В эпохи отлива из шкафов, со шкафов, из ящиков, с полок, из карманов всех пиджаков, пальто, халатов и пижам появлялись разноцветные и разноформатные книги, папки, журналы, газеты, тетради, блокноты, листы бумаги, письма, телеграммы, квитанции, записки, коробки с табаком и папиросами, спичечные коробки... В эти периоды госпожа Деляну не входила в кабинет мужа. Господин Деляну погружался в работу, словно Нептун в морскую пучину.
Телеграмма, полученная утром из Ясс, вызвала внезапный отлив.
"Арестован. Злостное банкротство. Подтверждаю ордер арест. Прошу написать прошение прокуратуру. Необходимо срочное вмешательство. Супруга едет деньгами, сведениями. Не оставьте беде. Уважением. Блюмм".
Перо раздраженно бегало по листу бумаги. Мадам Блюмм, изгнанная из кабинета, сидела в гостиной, держа зонтик и сумку в руках, не снимая шляпы, напряженно прислушиваясь и шумно вздыхая от горя и насморка.

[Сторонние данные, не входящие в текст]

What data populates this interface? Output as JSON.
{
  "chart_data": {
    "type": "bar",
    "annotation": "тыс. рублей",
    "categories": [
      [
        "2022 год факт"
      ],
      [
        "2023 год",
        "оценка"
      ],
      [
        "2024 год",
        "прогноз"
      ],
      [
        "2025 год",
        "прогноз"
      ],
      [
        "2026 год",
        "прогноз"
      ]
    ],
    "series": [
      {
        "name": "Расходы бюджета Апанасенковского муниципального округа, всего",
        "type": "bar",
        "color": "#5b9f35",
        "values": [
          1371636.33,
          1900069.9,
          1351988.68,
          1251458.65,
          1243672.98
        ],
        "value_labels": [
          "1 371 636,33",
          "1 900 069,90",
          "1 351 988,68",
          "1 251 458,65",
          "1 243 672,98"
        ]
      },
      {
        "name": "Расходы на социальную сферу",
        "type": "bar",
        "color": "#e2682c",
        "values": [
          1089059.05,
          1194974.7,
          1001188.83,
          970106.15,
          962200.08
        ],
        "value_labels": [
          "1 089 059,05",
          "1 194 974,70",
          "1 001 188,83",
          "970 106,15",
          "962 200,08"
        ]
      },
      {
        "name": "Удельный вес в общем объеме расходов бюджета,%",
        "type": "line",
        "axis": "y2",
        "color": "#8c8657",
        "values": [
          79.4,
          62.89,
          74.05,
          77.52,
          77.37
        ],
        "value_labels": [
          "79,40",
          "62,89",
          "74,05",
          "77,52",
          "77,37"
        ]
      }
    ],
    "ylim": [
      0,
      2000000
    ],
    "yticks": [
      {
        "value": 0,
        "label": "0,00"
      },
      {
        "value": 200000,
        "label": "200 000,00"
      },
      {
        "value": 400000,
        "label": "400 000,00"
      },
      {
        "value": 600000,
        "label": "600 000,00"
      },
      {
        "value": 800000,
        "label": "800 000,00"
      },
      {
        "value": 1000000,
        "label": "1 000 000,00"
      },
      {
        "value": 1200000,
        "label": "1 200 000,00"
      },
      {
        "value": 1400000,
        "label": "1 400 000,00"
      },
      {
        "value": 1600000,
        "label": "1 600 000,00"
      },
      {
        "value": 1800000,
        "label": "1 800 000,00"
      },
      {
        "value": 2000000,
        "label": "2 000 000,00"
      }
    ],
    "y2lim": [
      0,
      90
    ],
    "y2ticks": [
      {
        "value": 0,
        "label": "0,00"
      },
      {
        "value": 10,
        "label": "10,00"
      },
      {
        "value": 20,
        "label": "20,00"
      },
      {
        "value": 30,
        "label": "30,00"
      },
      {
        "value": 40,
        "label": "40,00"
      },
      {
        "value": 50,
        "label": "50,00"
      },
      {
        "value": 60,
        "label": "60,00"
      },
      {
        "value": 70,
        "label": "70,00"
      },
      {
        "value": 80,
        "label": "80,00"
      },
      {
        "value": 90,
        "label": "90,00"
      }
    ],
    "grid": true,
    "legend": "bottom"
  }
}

Господин Деляну закурил папиросу, бросил косой взгляд на стереотипную формулировку ордера на арест... и все его красноречие, сосредоточенное на кончике пера, вдруг вылилось на бумагу:
"Возмутительна та..."
Он зачеркнул слово... Улыбнулся, представив себе захлебнувшийся колокольчик богини правосудия, величавой и раздражительной, как все женщины, которые мало двигаются.
...Странной и оскорбительной представляется та легкость, с которой лишают свободы человека в цивилизованном обществе, где умеют уважать собственность, но не умеют уважать человека. Арест без предварительного следствия является незаконным действием..."
Когда господин Деляну работал, никто не осмеливался входить к нему в кабинет, - никто, кроме Ольгуцы.
- Я несу тебе кофе, папа... Прольется или не прольется? - гадала она, осторожно неся в руке чашку кофе.
- То, что прольется, достанется тебе!
- Ну вот! Папа! Ты хочешь, чтобы я ни капельки не пролила?
- Почему?
- Ты можешь подумать, что я нарочно.
Господин Деляну отпил из чашки; Ольгуца - с блюдечка.
- Так холодно, папа! Хочется заболеть!
- Мне кажется, что тебе нечем заняться, Ольгуца!
Ольгуца посмотрела на него из-под насупленных бровей, с трудом удерживаясь от зевоты.
- Почему? - сказала она. Я гуляю по дому... но просто мне досадно, что плохая погода!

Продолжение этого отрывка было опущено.